Comparative immunohistochemical assessment of release of histamine, tryptase, and TNF-α in pinna skin mast cells (MCs) from sham (SH) and orchiectomized (Or) BALB/c mice, at 72 h in response to the injection of L. mexicana combined with salivary gland lysate. Immunoreactivity of inflammatory factors in MCs from Or mice. Images representative of three independent experiments with five replicates for each group.

Figure 7

Comparative sizes of pinna skin ulcered nodules at 4 and 8 weeks (W) after L. mexicana promastigote infections, including counts of infected macrophages. Orchiectomized mice (Or) produced smaller lesions as compared to sham-operated (SH) mice.

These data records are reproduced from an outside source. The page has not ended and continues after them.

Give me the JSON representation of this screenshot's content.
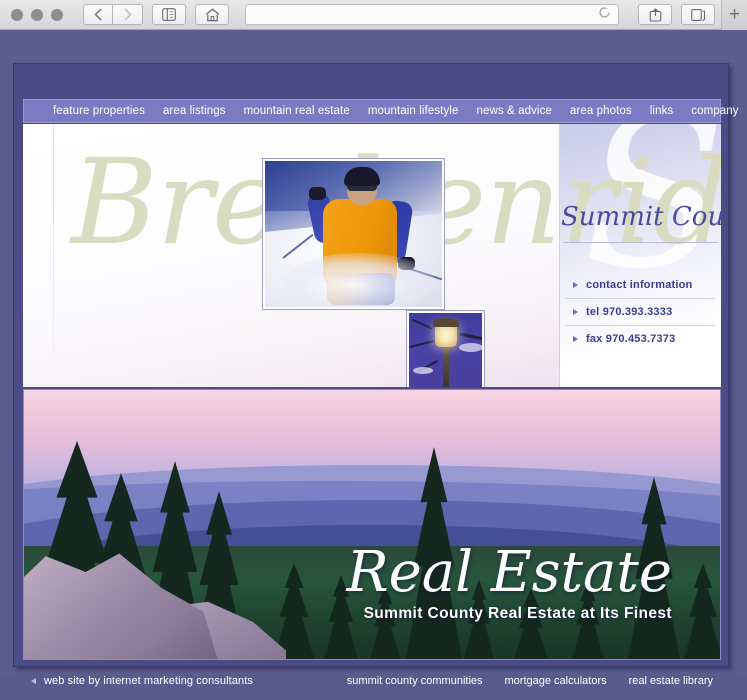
{
  "browser": {
    "address_value": "",
    "address_placeholder": "",
    "back_label": "‹",
    "forward_label": "›",
    "sidebar_icon": "sidebar-icon",
    "home_icon": "home-icon",
    "reload_icon": "reload-icon",
    "share_icon": "share-icon",
    "newtab_icon": "new-tab-icon",
    "plus_label": "+"
  },
  "site": {
    "nav": [
      {
        "label": "feature properties"
      },
      {
        "label": "area listings"
      },
      {
        "label": "mountain real estate"
      },
      {
        "label": "mountain lifestyle"
      },
      {
        "label": "news & advice"
      },
      {
        "label": "area photos"
      },
      {
        "label": "links"
      },
      {
        "label": "company"
      }
    ],
    "header": {
      "wordmark": "Breckenridge",
      "watermark": "S",
      "region_script": "Summit County"
    },
    "contact": [
      {
        "label": "contact information"
      },
      {
        "label": "tel  970.393.3333"
      },
      {
        "label": "fax 970.453.7373"
      }
    ],
    "hero": {
      "script_title": "Real Estate",
      "tagline": "Summit County Real Estate at Its Finest"
    },
    "footer": {
      "credit": "web site by internet marketing consultants",
      "links": [
        {
          "label": "summit county communities"
        },
        {
          "label": "mortgage calculators"
        },
        {
          "label": "real estate library"
        }
      ]
    }
  },
  "colors": {
    "frame_purple": "#4b4b86",
    "backdrop_purple": "#5c5c90",
    "nav_purple": "#7b7bc4",
    "script_olive": "#d9dcc0",
    "contact_blue": "#3c3c96"
  }
}
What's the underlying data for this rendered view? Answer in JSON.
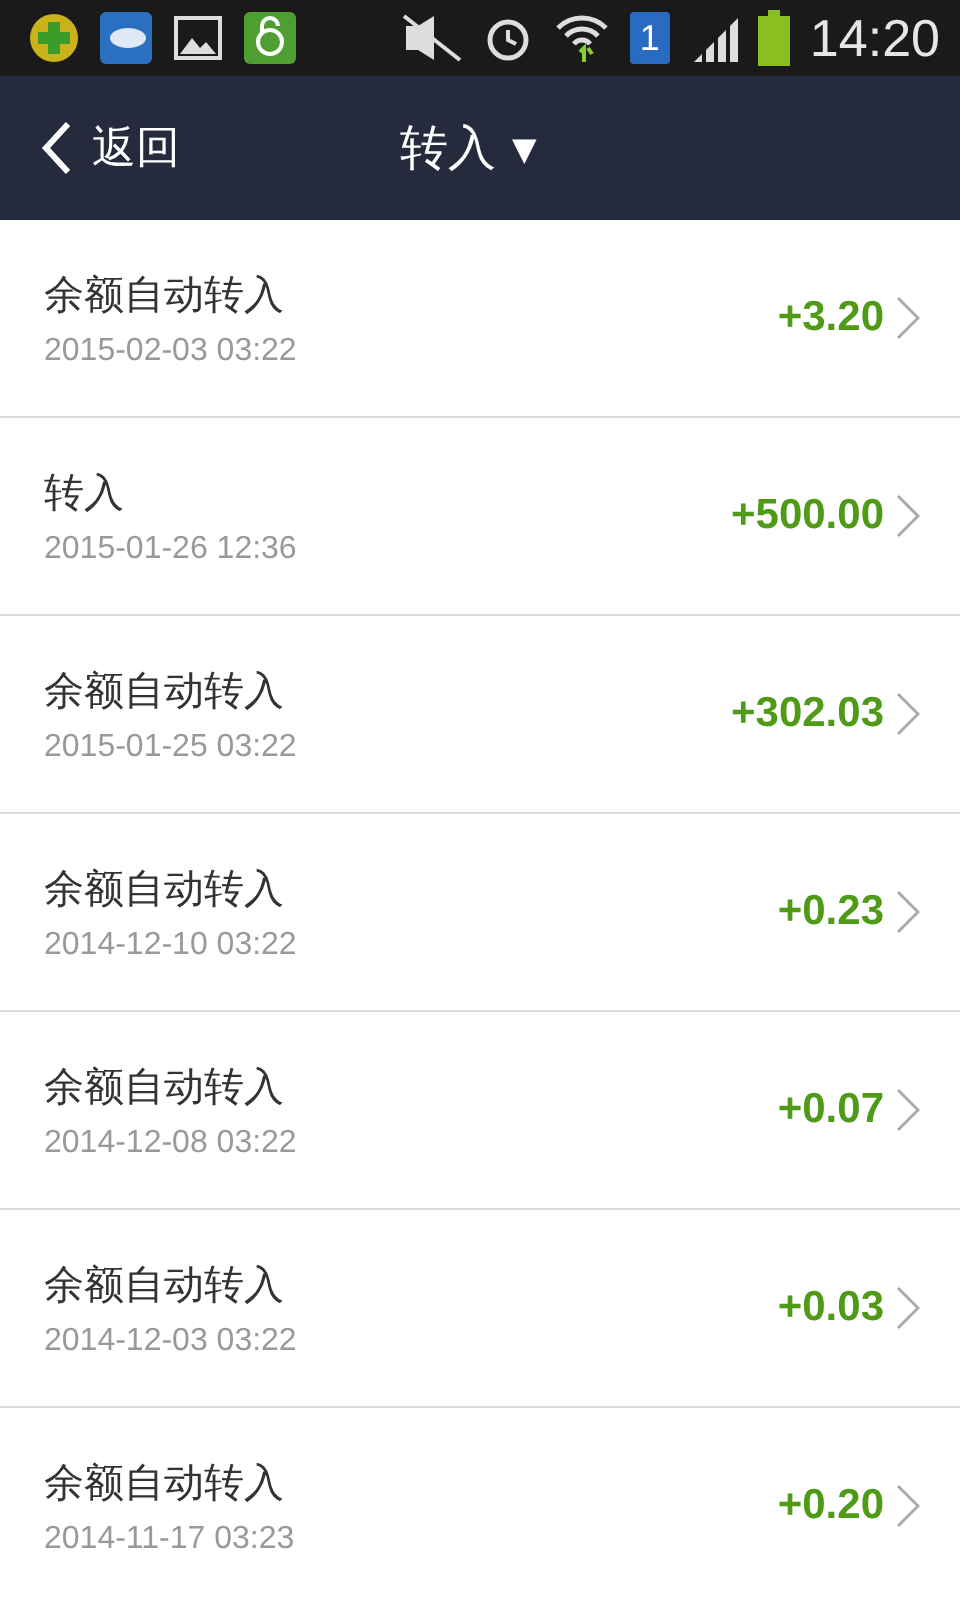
{
  "status_bar": {
    "sim": "1",
    "time": "14:20"
  },
  "header": {
    "back": "返回",
    "title": "转入",
    "dropdown": "▼"
  },
  "records": [
    {
      "title": "余额自动转入",
      "date": "2015-02-03 03:22",
      "amount": "+3.20"
    },
    {
      "title": "转入",
      "date": "2015-01-26 12:36",
      "amount": "+500.00"
    },
    {
      "title": "余额自动转入",
      "date": "2015-01-25 03:22",
      "amount": "+302.03"
    },
    {
      "title": "余额自动转入",
      "date": "2014-12-10 03:22",
      "amount": "+0.23"
    },
    {
      "title": "余额自动转入",
      "date": "2014-12-08 03:22",
      "amount": "+0.07"
    },
    {
      "title": "余额自动转入",
      "date": "2014-12-03 03:22",
      "amount": "+0.03"
    },
    {
      "title": "余额自动转入",
      "date": "2014-11-17 03:23",
      "amount": "+0.20"
    }
  ]
}
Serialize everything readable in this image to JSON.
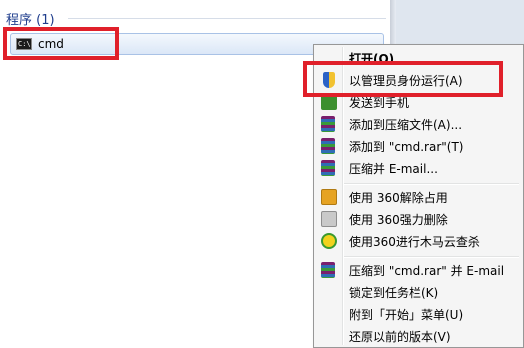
{
  "start_menu": {
    "section_header": "程序 (1)",
    "program": {
      "label": "cmd",
      "icon": "cmd-console-icon"
    }
  },
  "context_menu": {
    "items": [
      {
        "label": "打开(O)",
        "bold": true,
        "icon": ""
      },
      {
        "label": "以管理员身份运行(A)",
        "icon": "uac-shield-icon"
      },
      {
        "label": "发送到手机",
        "icon": "send-to-phone-icon"
      },
      {
        "label": "添加到压缩文件(A)...",
        "icon": "winrar-icon"
      },
      {
        "label": "添加到 \"cmd.rar\"(T)",
        "icon": "winrar-icon"
      },
      {
        "label": "压缩并 E-mail...",
        "icon": "winrar-icon"
      },
      {
        "label": "使用 360解除占用",
        "icon": "360-unlock-icon"
      },
      {
        "label": "使用 360强力删除",
        "icon": "360-shred-icon"
      },
      {
        "label": "使用360进行木马云查杀",
        "icon": "360-scan-icon"
      },
      {
        "label": "压缩到 \"cmd.rar\" 并 E-mail",
        "icon": "winrar-icon"
      },
      {
        "label": "锁定到任务栏(K)",
        "icon": ""
      },
      {
        "label": "附到「开始」菜单(U)",
        "icon": ""
      },
      {
        "label": "还原以前的版本(V)",
        "icon": ""
      }
    ]
  },
  "colors": {
    "highlight_box": "#e0202a",
    "header_text": "#1e3c8c"
  }
}
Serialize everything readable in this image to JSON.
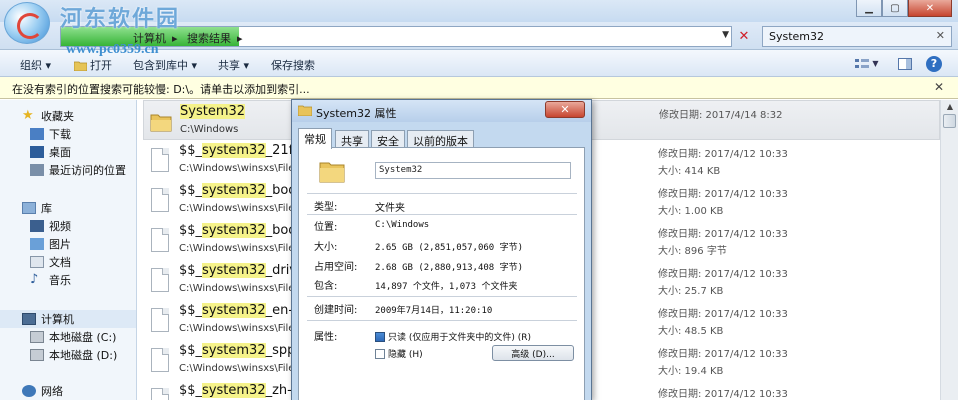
{
  "watermark": {
    "text": "河东软件园",
    "url": "www.pc0359.cn"
  },
  "window": {
    "minimize": "▁",
    "maximize": "▢",
    "close": "✕"
  },
  "address": {
    "crumbs": [
      "计算机",
      "搜索结果"
    ],
    "search_value": "System32",
    "search_clear": "✕"
  },
  "toolbar": {
    "organize": "组织 ▾",
    "open": "打开",
    "include_in_library": "包含到库中 ▾",
    "share": "共享 ▾",
    "save_search": "保存搜索"
  },
  "infobar": {
    "text": "在没有索引的位置搜索可能较慢: D:\\。请单击以添加到索引...",
    "close": "✕"
  },
  "nav": {
    "favorites": {
      "label": "收藏夹",
      "items": [
        "下载",
        "桌面",
        "最近访问的位置"
      ]
    },
    "libraries": {
      "label": "库",
      "items": [
        "视频",
        "图片",
        "文档",
        "音乐"
      ]
    },
    "computer": {
      "label": "计算机",
      "items": [
        "本地磁盘 (C:)",
        "本地磁盘 (D:)"
      ]
    },
    "network": {
      "label": "网络"
    }
  },
  "results": [
    {
      "pre": "",
      "hl": "System32",
      "post": "",
      "path": "C:\\Windows",
      "date": "修改日期: 2017/4/14 8:32",
      "size": "",
      "type": "folder",
      "selected": true
    },
    {
      "pre": "$$_",
      "hl": "system32",
      "post": "_21f9a",
      "path": "C:\\Windows\\winsxs\\FileM",
      "date": "修改日期: 2017/4/12 10:33",
      "size": "大小: 414 KB",
      "type": "file"
    },
    {
      "pre": "$$_",
      "hl": "system32",
      "post": "_boot_",
      "path": "C:\\Windows\\winsxs\\FileM",
      "date": "修改日期: 2017/4/12 10:33",
      "size": "大小: 1.00 KB",
      "type": "file"
    },
    {
      "pre": "$$_",
      "hl": "system32",
      "post": "_boot_",
      "path": "C:\\Windows\\winsxs\\FileM",
      "date": "修改日期: 2017/4/12 10:33",
      "size": "大小: 896 字节",
      "type": "file"
    },
    {
      "pre": "$$_",
      "hl": "system32",
      "post": "_drive",
      "path": "C:\\Windows\\winsxs\\FileM",
      "date": "修改日期: 2017/4/12 10:33",
      "size": "大小: 25.7 KB",
      "type": "file"
    },
    {
      "pre": "$$_",
      "hl": "system32",
      "post": "_en-us",
      "path": "C:\\Windows\\winsxs\\FileM",
      "date": "修改日期: 2017/4/12 10:33",
      "size": "大小: 48.5 KB",
      "type": "file"
    },
    {
      "pre": "$$_",
      "hl": "system32",
      "post": "_spp_t",
      "path": "C:\\Windows\\winsxs\\FileM",
      "date": "修改日期: 2017/4/12 10:33",
      "size": "大小: 19.4 KB",
      "type": "file"
    },
    {
      "pre": "$$_",
      "hl": "system32",
      "post": "_zh-cn",
      "path": "",
      "date": "修改日期: 2017/4/12 10:33",
      "size": "",
      "type": "file"
    }
  ],
  "dialog": {
    "title": "System32 属性",
    "close": "✕",
    "tabs": [
      "常规",
      "共享",
      "安全",
      "以前的版本"
    ],
    "name": "System32",
    "props": [
      {
        "label": "类型:",
        "value": "文件夹"
      },
      {
        "label": "位置:",
        "value": "C:\\Windows"
      },
      {
        "label": "大小:",
        "value": "2.65 GB (2,851,057,060 字节)"
      },
      {
        "label": "占用空间:",
        "value": "2.68 GB (2,880,913,408 字节)"
      },
      {
        "label": "包含:",
        "value": "14,897 个文件，1,073 个文件夹"
      },
      {
        "label": "创建时间:",
        "value": "2009年7月14日，11:20:10"
      },
      {
        "label": "属性:",
        "value": ""
      }
    ],
    "readonly_label": "只读 (仅应用于文件夹中的文件) (R)",
    "hidden_label": "隐藏 (H)",
    "advanced": "高级 (D)..."
  }
}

Lower numbers of infected macrophages were evidenced in Or mice (42.8 ± 0.2 and 21.6 ± 0.4/20 mm²) and smaller lesions (0.58 ± 0.084 mm and 0.62 ± 0.074 mm) after 4 or 8 weeks, respectively, as compared to SH mice (71.2 ± 0.3 and 79.8 ± 0.2/20 mm²) and (1 ± 0.1 mm and 1.1 ± 0.04 mm), at the same time points. Orchiectomized mice showed strict control of parasitic infection at 8 weeks. Images representative of three independent experiments with five replicates for each group. Significant differences (*) between SH mice and Or mice (p ≤ 0.03).